Sunday, November 25, 2007

You Can't Trust Those Big-Government Socialists

NY Times: Transparency International, an organization that tracks corruption, ranks countries from least to most corrupt, and in its 2007 index Venezuela was at 162 out of 179 countries.

6 Comments:

At 11/26/2007 4:55 AM, Anonymous Anonymous said...

And based on the same report you base your post on you can't trust those rich countries (like the U.S.) either.

Akere Muna, vice chair of Transparency International, said: “Criticism by rich countries of corruption in poor ones has little credibility while their financial institutions sit on wealth stolen from the world’s poorest people.”

The same report also says, “Bribe money often stems from multinationals based in the world’s richest countries. It can no longer be acceptable for these companies to regard bribery in export markets as a legitimate business strategy."

You said "Venezuela was at 162 out of 179" but our little show piece of our tremendous power and ability to impose "regime change" and bring democracy and freedom to Iraq seems to have failed miserably.

Iraq comes in at 178 with a score of 1.5 only slightly better than the worst two countries for corruption--Somalia and Burma (aka Myanmar) sharing a 1.4 score.

Even Afghanistan at 172 and scoring 1.8 comes in worse than Venezuela.

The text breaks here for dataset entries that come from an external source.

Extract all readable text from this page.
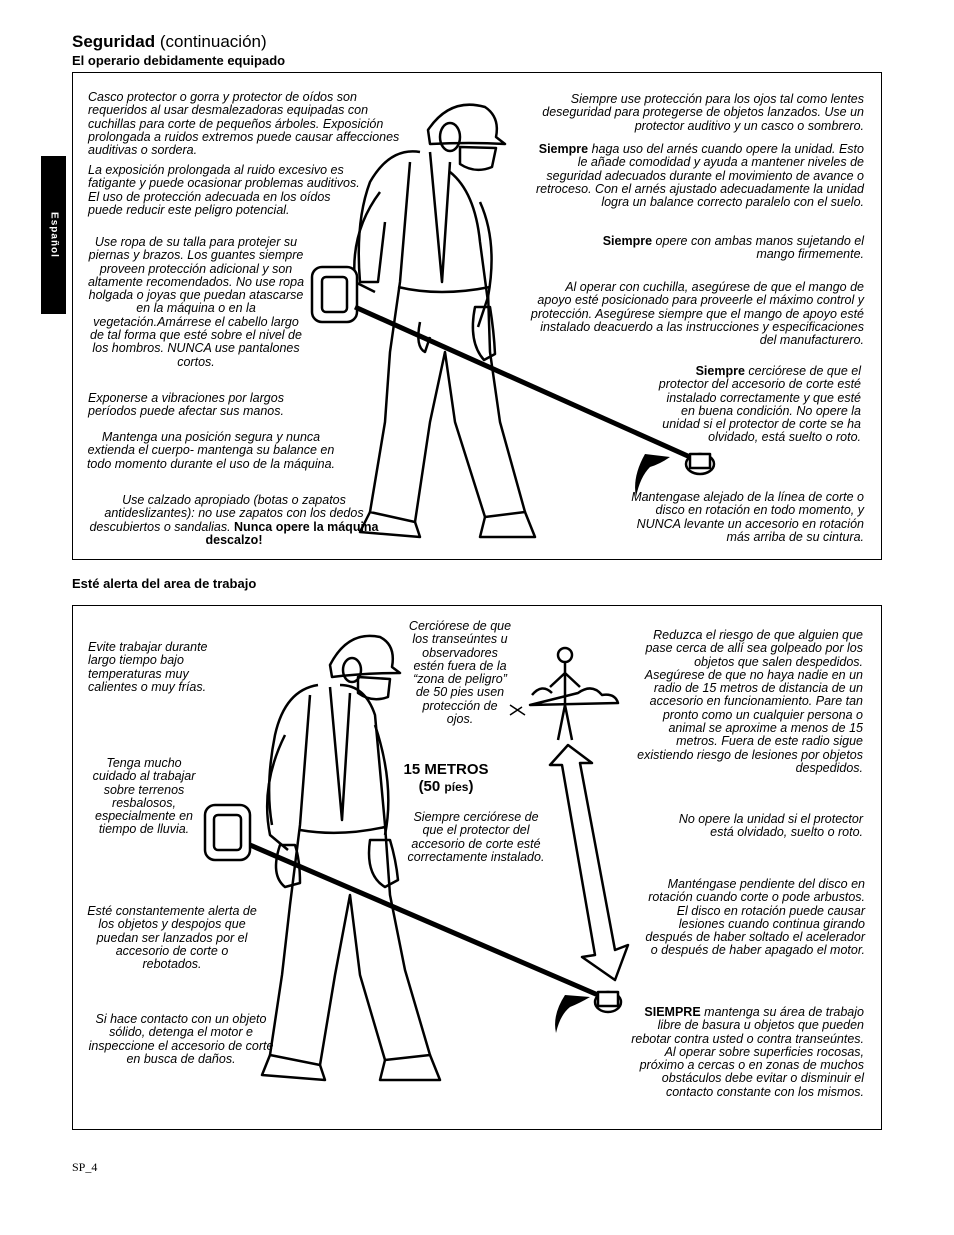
Seguridad (continuación)
El operario debidamente equipado
Español
Casco protector o gorra y protector de oídos son requeridos al usar desmalezadoras equipadas con cuchillas para corte de pequeños árboles. Exposición prolongada a ruidos extremos puede causar affecciones auditivas o sordera.
La exposición prolongada al ruido excesivo es fatigante y puede ocasionar problemas auditivos. El uso de protección adecuada en los oídos puede reducir este peligro potencial.
Use ropa de su talla para protejer su piernas y brazos. Los guantes siempre proveen protección adicional y son altamente recomendados. No use ropa holgada o joyas que puedan atascarse en la máquina o en la vegetación.Amárrese el cabello largo de tal forma que esté sobre el nivel de los hombros. NUNCA use pantalones cortos.
Exponerse a vibraciones por largos períodos puede afectar sus manos.
Mantenga una posición segura y nunca extienda el cuerpo- mantenga su balance en todo momento durante el uso de la máquina.
Use calzado apropiado (botas o zapatos antideslizantes): no use zapatos con los dedos descubiertos o sandalias. Nunca opere la máquina descalzo!
Siempre use protección para los ojos tal como lentes deseguridad para protegerse de objetos lanzados. Use un protector auditivo y un casco o sombrero.
Siempre haga uso del arnés cuando opere la unidad. Esto le añade comodidad y ayuda a mantener niveles de seguridad adecuados durante el movimiento de avance o retroceso. Con el arnés ajustado adecuadamente la unidad logra un balance correcto paralelo con el suelo.
Siempre opere con ambas manos sujetando el mango firmemente.
Al operar con cuchilla, asegúrese de que el mango de apoyo esté posicionado para proveerle el máximo control y protección. Asegúrese siempre que el mango de apoyo esté instalado deacuerdo a las instrucciones y especificaciones del manufacturero.
Siempre cerciórese de que el protector del accesorio de corte esté instalado correctamente y que esté en buena condición. No opere la unidad si el protector de corte se ha olvidado, está suelto o roto.
Mantengase alejado de la línea de corte o disco en rotación en todo momento, y NUNCA levante un accesorio en rotación más arriba de su cintura.
Esté alerta del area de trabajo
Evite trabajar durante largo tiempo bajo temperaturas muy calientes o muy frías.
Tenga mucho cuidado al trabajar sobre terrenos resbalosos, especialmente en tiempo de lluvia.
Esté constantemente alerta de los objetos y despojos que puedan ser lanzados por el accesorio de corte o rebotados.
Si hace contacto con un objeto sólido, detenga el motor e inspeccione el accesorio de corte en busca de daños.
Cerciórese de que los transeúntes u observadores estén fuera de la “zona de peligro” de 50 pies usen protección de ojos.
15 METROS
(50 píes)
Siempre cerciórese de que el protector del accesorio de corte esté correctamente instalado.
Reduzca el riesgo de que alguien que pase cerca de allí sea golpeado por los objetos que salen despedidos. Asegúrese de que no haya nadie en un radio de 15 metros de distancia de un accesorio en funcionamiento. Pare tan pronto como un cualquier persona o animal se aproxime a menos de 15 metros. Fuera de este radio sigue existiendo riesgo de lesiones por objetos despedidos.
No opere la unidad si el protector está olvidado, suelto o roto.
Manténgase pendiente del disco en rotación cuando corte o pode arbustos. El disco en rotación puede causar lesiones cuando continua girando después de haber soltado el acelerador o después de haber apagado el motor.
SIEMPRE mantenga su área de trabajo libre de basura u objetos que pueden rebotar contra usted o contra transeúntes. Al operar sobre superficies rocosas, próximo a cercas o en zonas de muchos obstáculos debe evitar o disminuir el contacto constante con los mismos.
SP_4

By the way...180 nations were covered by the report, not 179.

 
At 11/26/2007 8:17 AM, Blogger Alex A said...

Anon 4:55 - a few questions and points:

What wealth was "stolen" from the "world's poorest people?"

"Bribe money" would not exist if not for corrupt governments being willing to take it. Thus, you cannot place the blame on the home nations of multinational corporations for doing something that is either legal or not enforced in another nation, in the best interests of their business. You can say "it can no longer be acceptable" until you are blue in the face, but in the end, the home nation really doesn't have enforcement power outside of imposing sanctions on the corrupt nation.

When has regime change and a transition from despotic dictatorships to a full fledged transparent democracy ever gone perfectly? Those things take years if they are to work.

 
At 11/26/2007 10:26 AM, Anonymous holymoly said...

Yeah, you can't trust those "big government socialists." Why, then, do the rankings have Denmark, Finland and New Zealand tied for first place? Oh, and your favorite -- Sweden -- tied for 4th place? Even France (19th place) beats the U.S. (20th place).

Mark, your selective interpretation of data is sometimes just downright hilarious.

 
At 11/26/2007 12:39 PM, Anonymous Anonymous said...

"alex a" said...

When has regime change and a transition from despotic dictatorships to a full fledged transparent democracy ever gone perfectly? Those things take years if they are to work."

alex take a look at Germany after WWII.

The Iraq misadventure was designed to fail. Ask *any* semi-knowledgeable military person that does not have a career to protect or an axe to grind. The whole thing, from day one was a foregone conclusion.

How do you literally lose a billion dollars in cash anyway? Why is it costing U.S. taxpayers $22.00 to do a load of laundry for our troops?

There's going to be a whole lot of "splainin" to do after our own regime change in next Novembers federal elections.

 
At 11/26/2007 4:30 PM, Anonymous alex a said...

I'm looking at Germany after WW2, not seeing any perfection.

Unless perfection in your eyes is the existance of East Germany...

 
At 11/27/2007 2:11 AM, Anonymous Ian Random said...

The "misadventure" would have gone better had it not been for the peace dividend. If we would've fully funded the military like the $600 billion (Fed, state and local) for K-12 every year. Any business person would know that spending 25% of your budget on benefits for retirees in Oregon schools has got a whole lot of explainin to do. Unless they are protecting their job.